We want to provide some detail about the problem we experienced yesterday. First we'd like to apologize to all our customers for the disruption to our services. We make significant efforts to keep Intercom working well at all times, and yesterday’s events were far from the level of service that we are committed to providing.

Intercom was mostly down or impaired for over 2 hours. Starting just after 14:10 UTC, our MySQL (RDS Aurora) read-replica hosts for our main application database went to near 100% CPU utilisation. We tried a number of things to get to a stable state, including restarting the RDS Aurora cluster and rolling many back code deploys and feature flag changes. Ultimately we got control of the situation by identifying the problem queries, killing them automatically and disabling the parts of the Intercom application that was creating them. By 17:00 UTC, the error rates across all of Intercom’s services were back to normal. Around that time we identified an unnecessary association in our ORM that was causing the queries in question and removed it.

Subsequent investigations have identified the root cause as being a change in the execution plan being used by MySQL for the query. The query itself was quite frequent, but the execution plan change meant that it was no longer using an index, instead scanning every row in a large table. This caused a massive increase in IO and CPU utilization on the database hosts, increasing latencies for almost all our services, causing them to be effectively down. The trigger for the query execution plan change is still being established, however it was not caused by any direct change to Intercom such as a deployment or configuration change, and this contributed to the time to resolve this issue.

We're continuing to dig into yesterday's outage, so we can learn how we to improve our operational response and avoid this type of problem entirely in future. Once again we'd like to apologize to our customers for the outage and any disruption it caused, and please do get in touch with us if you have any concerns or questions about the outage.

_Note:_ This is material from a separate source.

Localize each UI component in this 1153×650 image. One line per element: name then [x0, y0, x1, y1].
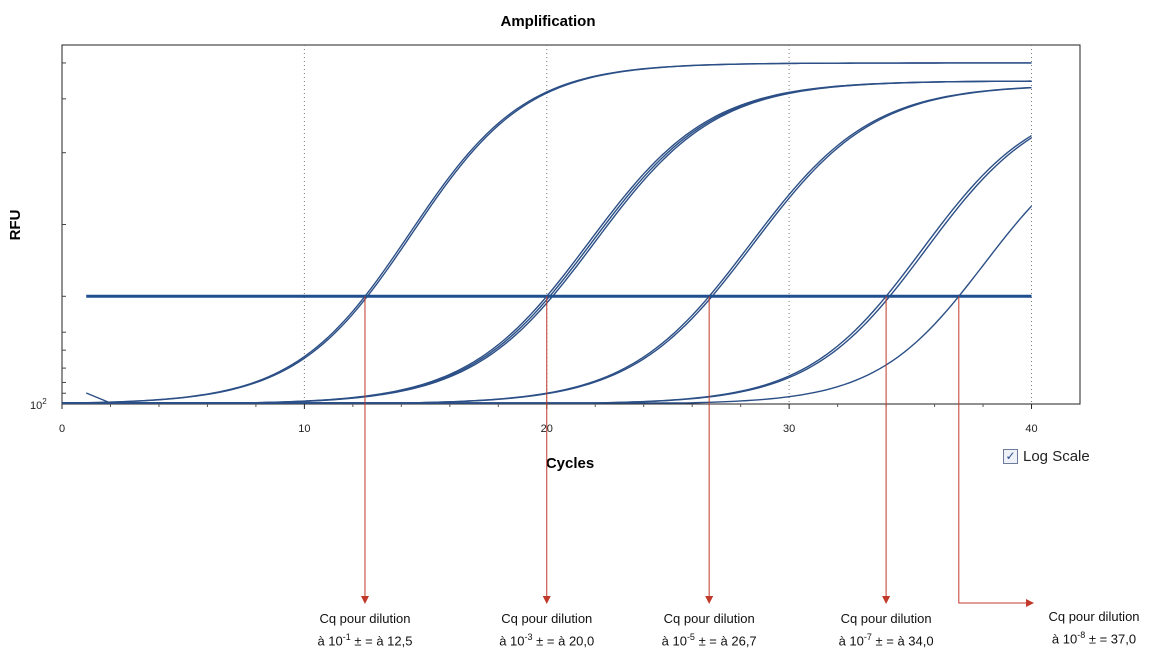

Brian Scanlan, Engineering Manager

Posted Jan 20, 2017 - 17:16 UTC

Resolved
We have worked through the backlog of incoming data and returned to being fully operational. Data will updated in the UI at normal rates. Delivery times for inbound & outbound email notifications have also returned to normal.
Posted Jan 19, 2017 - 23:54 UTC
Update
Our web app and API endpoints are back up, we are going to continue and monitor their status.

Conversation email notifications and outbound notifications will be delayed. While user updates are being accepted by our API endpoints they will not be surfaced in the UI until our user data pipeline is fully re-enabled and the backlog is worked through. We're working to resolve this and we'll continue to post updates.
Posted Jan 19, 2017 - 18:38 UTC
Monitoring
Our web app and API endpoints are back up, we are going to continue and monitor their status.

Conversation email notifications and outbound notifications will be delayed. While user updates are being accepted by our API endpoints they will not be surfaced in the UI until our user data pipeline is fully re-enabled and the backlog is worked through. We're working to resolve this and we'll continue to post updates.
Posted Jan 19, 2017 - 17:24 UTC
Investigating
Our web app and APIs are currently down. We are working to resolve this.
Posted Jan 19, 2017 - 15:27 UTC
Identified
Our web app is back up, but our API endpoints are down, we are working to resolve this.
Posted Jan 19, 2017 - 14:59 UTC
Investigating
Our web app is currently down. We are investigating and working to resolve this.
Posted Jan 19, 2017 - 14:43 UTC